Google Tag Manager is an online system for managing tags on your website or app. Tags are small pieces of code that run on your site. For example you may want a conversion sent to your Facebook Business Manager account when someone clicks on the “Buy Now” button. This is in reality a small bit of code, triggered to fire when a particular element is clicked on your site. See below for example.
An Example Tag: The Facebook Pixel
Google Tag Manager (GTM) is the number 1 tool we recommend to all of our clients. Its that simple. You are at an immediate disadvantage if you don't use this or some other tagging solution. The reality is most site managers want to be able to track or make small changes (especially in response to marketing campaigns) to their site on a very regular basis.
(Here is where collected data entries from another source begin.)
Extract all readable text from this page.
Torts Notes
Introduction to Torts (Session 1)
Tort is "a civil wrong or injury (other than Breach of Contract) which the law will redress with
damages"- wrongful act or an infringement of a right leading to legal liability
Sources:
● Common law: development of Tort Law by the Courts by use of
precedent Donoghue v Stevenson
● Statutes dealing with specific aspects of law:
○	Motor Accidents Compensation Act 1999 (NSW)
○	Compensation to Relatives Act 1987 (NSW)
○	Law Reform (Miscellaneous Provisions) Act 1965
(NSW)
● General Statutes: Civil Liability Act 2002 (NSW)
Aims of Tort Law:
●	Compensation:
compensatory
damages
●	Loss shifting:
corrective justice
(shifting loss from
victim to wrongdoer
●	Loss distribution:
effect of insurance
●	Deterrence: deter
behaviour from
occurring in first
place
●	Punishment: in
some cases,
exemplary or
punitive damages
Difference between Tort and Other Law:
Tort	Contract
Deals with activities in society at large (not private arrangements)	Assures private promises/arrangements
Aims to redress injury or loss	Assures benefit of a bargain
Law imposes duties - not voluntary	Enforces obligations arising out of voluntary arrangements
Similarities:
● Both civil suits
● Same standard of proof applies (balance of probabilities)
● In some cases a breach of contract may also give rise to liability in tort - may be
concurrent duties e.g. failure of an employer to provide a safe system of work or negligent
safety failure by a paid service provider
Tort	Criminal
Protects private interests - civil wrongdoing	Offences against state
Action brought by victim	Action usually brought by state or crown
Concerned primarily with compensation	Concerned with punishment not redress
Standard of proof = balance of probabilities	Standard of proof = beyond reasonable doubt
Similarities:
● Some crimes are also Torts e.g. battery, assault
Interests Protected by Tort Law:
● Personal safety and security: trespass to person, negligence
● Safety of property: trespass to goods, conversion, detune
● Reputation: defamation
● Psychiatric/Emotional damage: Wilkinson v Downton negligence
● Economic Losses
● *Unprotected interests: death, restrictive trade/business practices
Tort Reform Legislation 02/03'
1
Having to manually go in and add snippets of code on a regular basis could be very time consuming, and prone to error.
One of our clients has over 200 Google Analytics event/conversion tags on their site alone…. Imagine all these snippets of code buried into the site code/HTML? It quickly becomes a mess. GTM provides a central location to manage all of these tags in the one place. Rules are determined for when these tags are fired. So GTM becomes the control panel for every tag on your site.
Benefits:
The unsexy part about GTM is that it is a security risk, thus first and foremost we recognise and follow our established GTM procedures both for tag deployment and container access.
We will always recommend to all clients that they remove hard coded GA from their site and instead deploy GA as a tag within GTM. This mitigates spammers crawling your site code and sending spam to your GA account via the measurement protocol.
For multiple websites - eg Australian/US versions - we recommend deploying the same container across both sites instead of multiple containers. This increases complication yes - but reduces duplication work load which is even more prone to error.
Depending on website size we can generally tag up an entire site in 3 days. After reviewing our changes with you - our changes will be published by our senior consultants - only in the morning and especially never on a friday afternoon.